High school students from around New York state participate in a scavenger hunt around campus as part of the New York Youth Institute.

NY high schoolers dig into food security issues

High school students from around New York state tour the Plant Transformation Facility in Weill Hall during this year's New York Youth Institute.

New York state high school students came to campus June 29 for the New York Youth Institute (NYYI), an ambitious program that aims to build a core of young leaders to battle hunger around the world.

Held annually at Cornell, NYYI is coordinated by the World Food Prize Foundation. It draws high school students from both rural and urban areas across New York who are attracted to careers that address global food insecurity, by providing meaningful interaction with leading faculty and graduate students, hands-on science, and opportunities to strengthen their public-speaking skills.
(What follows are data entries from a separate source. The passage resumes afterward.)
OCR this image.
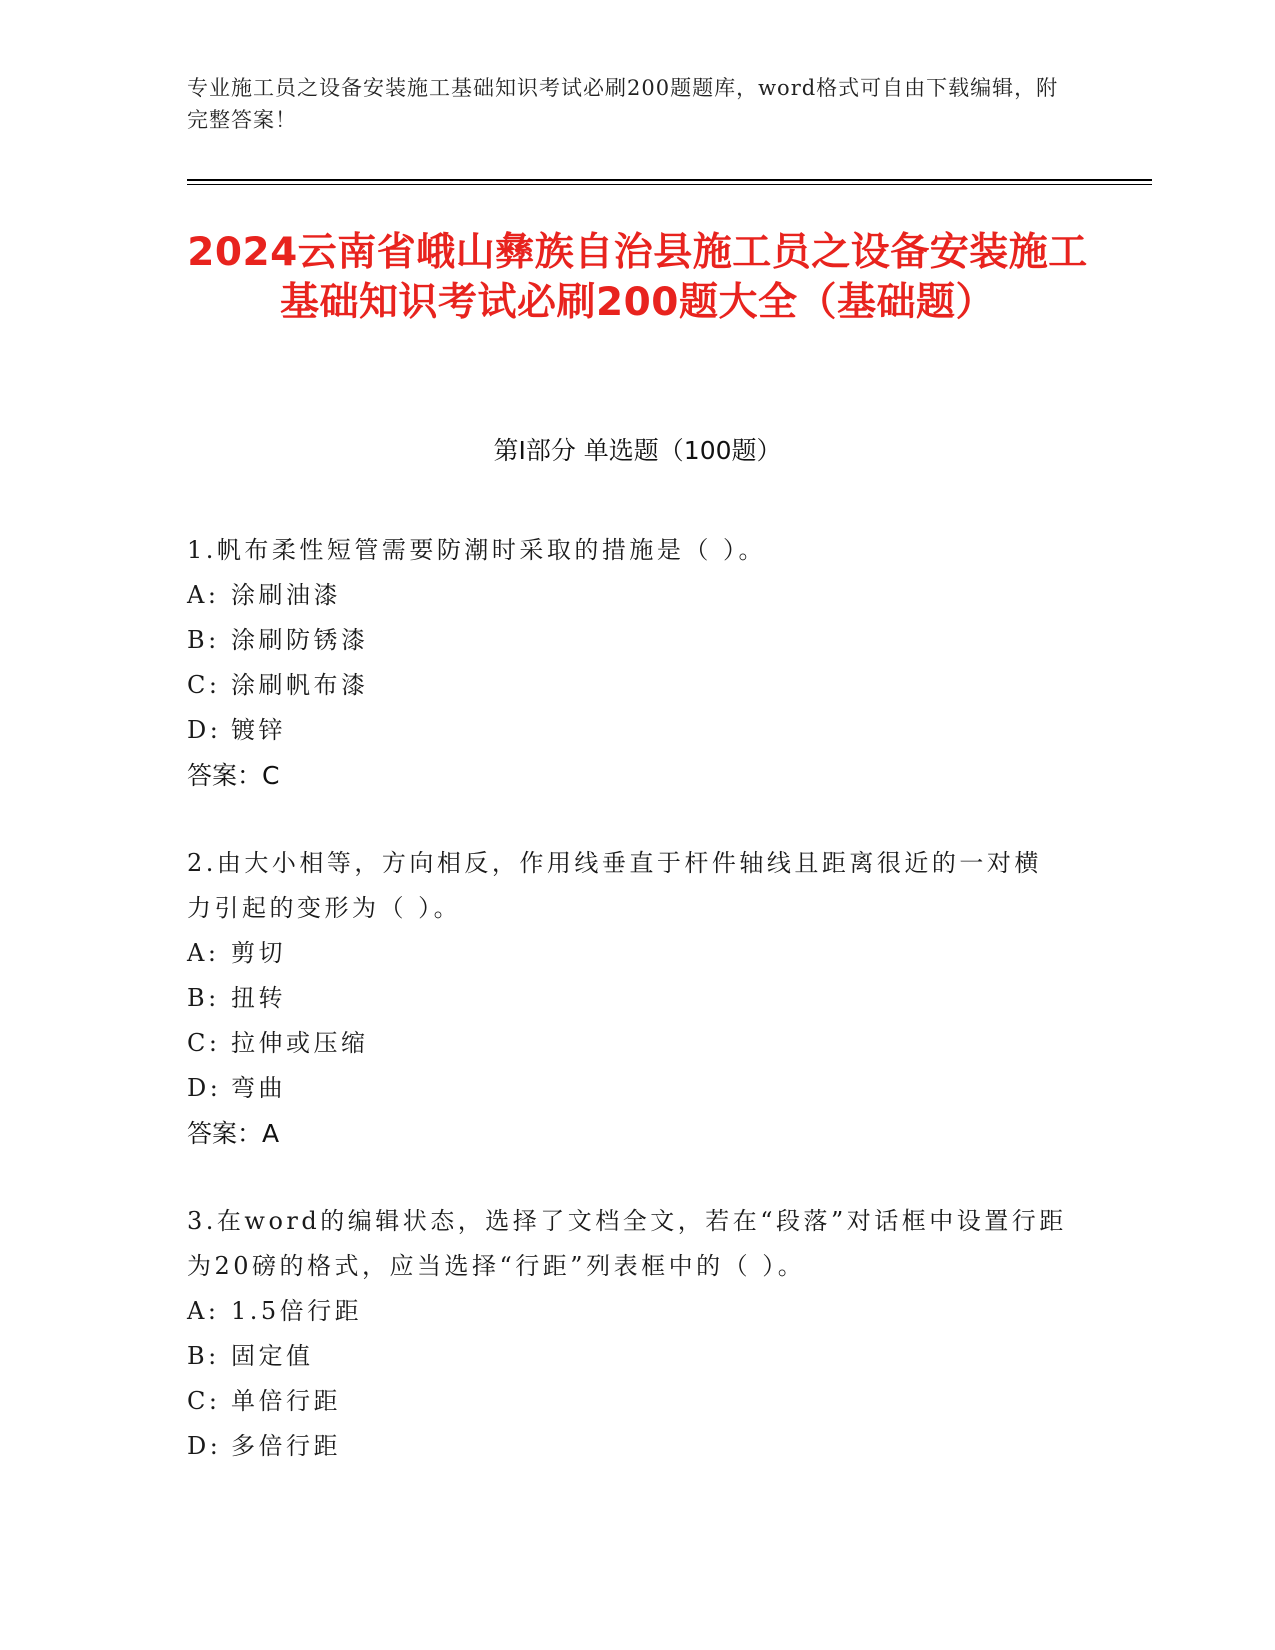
专业施工员之设备安装施工基础知识考试必刷200题题库，word格式可自由下载编辑，附完整答案！
2024云南省峨山彝族自治县施工员之设备安装施工基础知识考试必刷200题大全（基础题）
第Ⅰ部分 单选题（100题）
1.帆布柔性短管需要防潮时采取的措施是（ ）。
A: 涂刷油漆
B: 涂刷防锈漆
C: 涂刷帆布漆
D: 镀锌
答案：C
2.由大小相等，方向相反，作用线垂直于杆件轴线且距离很近的一对横力引起的变形为（ ）。
A: 剪切
B: 扭转
C: 拉伸或压缩
D: 弯曲
答案：A
3.在word的编辑状态，选择了文档全文，若在“段落”对话框中设置行距为20磅的格式，应当选择“行距”列表框中的（ ）。
A: 1.5倍行距
B: 固定值
C: 单倍行距
D: 多倍行距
“I want to be able to help people,” said Abby Overstrom, a rising senior at Lansing High School in Lansing, New York. “The research component is really interesting, but I am also really interested in policy and the people behind the scenes who coordinate it all. This program is a great way to connect the things that I care about.”

Francine Jasper, associate director for professional development for International Programs in the College of Agriculture and Life Sciences (CALS), has organized the NYYI since its inception in 2009. This year the program included discussions with Richard A. Ball, commissioner of agriculture at the New York State Department of Agriculture and Markets; Ronnie Coffman, director of international programs at CALS; and Max Pfeffer, CALS executive dean and professor of development sociology.

“Here at the College of Agriculture and Life Sciences, our mission, simply put, is to leave the world a better place than we found it,” said Pfeffer, who is a leading expert in land use and environmental planning, rural and agricultural labor markets, and rural-to-urban and international migration. “Our work is designed to solve problems, to find solutions and to change lives for the better. I am heartened to see all of you here, and I hope you are inspired to pursue successful careers and meaningful lives that truly make a difference in the world.”

Students from the New York Youth Institute tour the Dyce Honeybee Lab with extension associate Emma Mullen.

Ball said: “I am inspired by the energy and thoughtfulness of our young New York Youth Institute participants. These future leaders have a unique opportunity to learn at Cornell University, the country’s best land-grant institution, and effect change on local, national and global hunger and food insecurity issues that are far too prevalent in today’s world. The Department shares their passion and is committed to working every day to address hunger by increasing New Yorkers’ access to fresh, healthy foods from our farms and getting food to underserved areas.”

Prior to this weekend of learning, exploration and networking, students each chose a hunger-related problem in a developing country to research, and they presented their findings at Cornell to their peers and some of the leading experts on the topics.

“These are students who are motivated and care about world problems,” said Julie Liccion, a high school teacher at Auburn Enlarged City School District who accompanied student Ashley Riley.

“It’s wonderful for students to learn from Cornell experts and the professionals; their eyes get really big at the different things that they hear,” said Liccion. “This helps to guide future projects for clubs and programs at our school.”

Participation in NYYI can also lead to opportunities beyond Cornell and New York state. All students are eligible for the U.S. Department of Agriculture/World Food Prize Wallace-Carver Fellowship, which provides paid internships at leading USDA research centers and offices across the country.

In addition, top students from this year’s program will be selected to attend the World Food Prize symposium in Des Moines, Iowa. There they will join over 250 other high school students and teachers from across the U.S. and around the world for a three-day program to interact with Nobel and World Food Prize laureates and more than 1,000 global leaders from 75 countries.

Jennifer Savran Kelly is a writer for the College of Agriculture and Life Sciences.